Beginning with the first of the year, Griffith will be paid $68,000 annually, in line with what department heads make. Funding for the new post will come out of the professional services budget, which has funded former county planner Alan Pierce’s salary, as the liaison for Restore Act monies, as he gradually wraps up his duties and eyes his retirement after many years with the county.
“He (Pierce) is ready to retire and enjoy life, and somebody’s got to fill in,” said Commissioner Smokey Parrish. “I think we need to more forward and fill some of the functions, we’re short-staffed and they all have a fulltime job.
“We all trust her to do that job and do that well,” he said, noting that FEMA projects can be a heavy lift just by themselves.
“There’s a host of other things that she’ll be doing that have fallen through the cracks because we don’t have the staff,” Parrish said. “We’re just reallocating some of the responsibilities and there will be more that we don’t even see today.”
Commissioner Noah Lockley was just as enthusiastic. “I’ve been begging for a grant writer. I’m glad to see this happen,” he said. “There’s a lot of grants out there and we’ve been missing them. I know neighboring counties are getting millions of dollars in grants.”

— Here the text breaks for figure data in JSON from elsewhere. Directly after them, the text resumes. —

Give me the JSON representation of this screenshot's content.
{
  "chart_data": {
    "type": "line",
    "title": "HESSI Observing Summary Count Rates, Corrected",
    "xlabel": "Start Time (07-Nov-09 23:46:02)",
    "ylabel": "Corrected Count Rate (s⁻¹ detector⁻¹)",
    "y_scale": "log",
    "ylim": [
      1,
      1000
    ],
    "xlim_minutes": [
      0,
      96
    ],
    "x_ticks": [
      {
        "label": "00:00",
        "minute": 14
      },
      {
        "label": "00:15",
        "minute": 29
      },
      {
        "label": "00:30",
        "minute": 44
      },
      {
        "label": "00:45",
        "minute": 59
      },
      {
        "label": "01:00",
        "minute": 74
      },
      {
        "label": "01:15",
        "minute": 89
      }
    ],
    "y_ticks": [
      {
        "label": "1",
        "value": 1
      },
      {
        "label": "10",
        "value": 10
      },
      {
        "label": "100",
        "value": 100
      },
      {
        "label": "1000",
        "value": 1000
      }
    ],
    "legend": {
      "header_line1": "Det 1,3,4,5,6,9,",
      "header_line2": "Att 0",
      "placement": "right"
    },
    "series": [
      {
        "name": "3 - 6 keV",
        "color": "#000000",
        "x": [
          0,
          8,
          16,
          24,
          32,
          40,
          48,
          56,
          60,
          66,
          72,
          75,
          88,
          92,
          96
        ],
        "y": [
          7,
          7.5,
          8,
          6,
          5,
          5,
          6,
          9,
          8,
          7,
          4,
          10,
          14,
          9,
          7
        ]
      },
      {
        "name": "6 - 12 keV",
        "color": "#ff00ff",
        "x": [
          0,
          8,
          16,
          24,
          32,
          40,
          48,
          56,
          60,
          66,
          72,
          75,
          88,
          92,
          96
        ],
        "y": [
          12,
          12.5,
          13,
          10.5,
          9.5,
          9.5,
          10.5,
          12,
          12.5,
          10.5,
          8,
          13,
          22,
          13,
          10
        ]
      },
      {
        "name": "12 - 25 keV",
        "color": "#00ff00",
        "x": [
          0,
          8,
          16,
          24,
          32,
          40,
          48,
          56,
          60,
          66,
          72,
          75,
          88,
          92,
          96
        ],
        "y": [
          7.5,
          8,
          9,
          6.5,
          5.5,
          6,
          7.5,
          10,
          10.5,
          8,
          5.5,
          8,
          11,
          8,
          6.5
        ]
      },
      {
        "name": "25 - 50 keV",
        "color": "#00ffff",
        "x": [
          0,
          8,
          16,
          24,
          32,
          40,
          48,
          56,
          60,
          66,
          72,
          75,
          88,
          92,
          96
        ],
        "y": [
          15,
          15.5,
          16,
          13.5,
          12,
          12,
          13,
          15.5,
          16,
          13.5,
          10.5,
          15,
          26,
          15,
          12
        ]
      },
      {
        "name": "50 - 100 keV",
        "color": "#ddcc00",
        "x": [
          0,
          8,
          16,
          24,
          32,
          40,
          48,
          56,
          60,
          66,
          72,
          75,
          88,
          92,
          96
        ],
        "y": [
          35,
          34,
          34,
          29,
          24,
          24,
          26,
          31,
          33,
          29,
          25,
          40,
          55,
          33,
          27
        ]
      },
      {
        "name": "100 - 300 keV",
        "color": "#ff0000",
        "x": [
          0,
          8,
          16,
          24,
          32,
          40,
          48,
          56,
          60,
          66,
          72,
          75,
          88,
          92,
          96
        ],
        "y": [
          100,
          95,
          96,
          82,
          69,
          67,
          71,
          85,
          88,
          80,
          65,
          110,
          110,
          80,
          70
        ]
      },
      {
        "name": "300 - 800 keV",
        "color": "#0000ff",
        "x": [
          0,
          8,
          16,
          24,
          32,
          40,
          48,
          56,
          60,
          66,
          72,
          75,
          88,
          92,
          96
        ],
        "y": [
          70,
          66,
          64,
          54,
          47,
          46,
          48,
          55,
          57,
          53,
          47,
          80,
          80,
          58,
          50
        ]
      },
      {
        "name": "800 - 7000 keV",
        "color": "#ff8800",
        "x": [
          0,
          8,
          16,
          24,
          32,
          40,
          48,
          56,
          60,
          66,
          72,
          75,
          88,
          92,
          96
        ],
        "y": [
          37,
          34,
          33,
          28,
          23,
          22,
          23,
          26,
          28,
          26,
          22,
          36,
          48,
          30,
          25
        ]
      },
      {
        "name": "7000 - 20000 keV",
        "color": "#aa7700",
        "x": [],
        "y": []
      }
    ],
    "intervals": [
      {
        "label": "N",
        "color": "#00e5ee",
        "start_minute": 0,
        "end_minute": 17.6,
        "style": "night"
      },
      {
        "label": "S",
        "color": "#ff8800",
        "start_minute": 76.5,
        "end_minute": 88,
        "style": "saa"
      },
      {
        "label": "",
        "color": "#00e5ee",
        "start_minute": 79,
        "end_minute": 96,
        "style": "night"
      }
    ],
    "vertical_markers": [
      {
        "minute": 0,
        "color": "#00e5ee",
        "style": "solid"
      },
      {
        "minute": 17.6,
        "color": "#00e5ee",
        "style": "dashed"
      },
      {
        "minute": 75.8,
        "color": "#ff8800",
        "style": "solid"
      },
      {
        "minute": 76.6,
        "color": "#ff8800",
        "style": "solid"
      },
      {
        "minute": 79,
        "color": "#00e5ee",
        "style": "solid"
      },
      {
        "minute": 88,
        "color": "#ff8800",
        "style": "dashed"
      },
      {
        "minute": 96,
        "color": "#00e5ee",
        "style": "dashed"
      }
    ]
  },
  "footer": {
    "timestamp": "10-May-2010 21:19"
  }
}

Commissioners also are hoping some of the grant administration fees may go towards offsetting some of the additional costs of Griffith’s salary.
But what happened next came somewhat as a surprise, as commissioners voted unanimously on a motion by Commissioner Bert Boldt to boost the pay of three other high-level staffers, Morón, County Planner Mark Curenton and Finance Director Linda Phillips.
With each getting a pay hike of $3,800 per year, Curenton will now make $71,917 annually, Phillips $68,523 and Morón $68,046.
“It’s a value-added recognition of the work he (Morón) has done,” said Boldt, noting along with his colleagues that he has been instrumental in the information technology work that has enabled the county to bring its meetings and their presentations into the world of 2020 technology.
After the county staffers’ pay rates were addressed, the commissioners voted unanimously to address Shuler’s compensation by placing him on a retainer. This will mean he will be paid $112,000 annually and will no longer submit billable hours.
Shuler had been paid $100 per hour, billed in six-minute increments, funded out of a $100,000 annual line item in the county budget. In the 2019-20 fiscal year, Shuler billed a total of $84,550 worth of hours.
In the event the county has to seek outside counsel, they have turned to Leonard Carson, who charges an hourly rate of $265.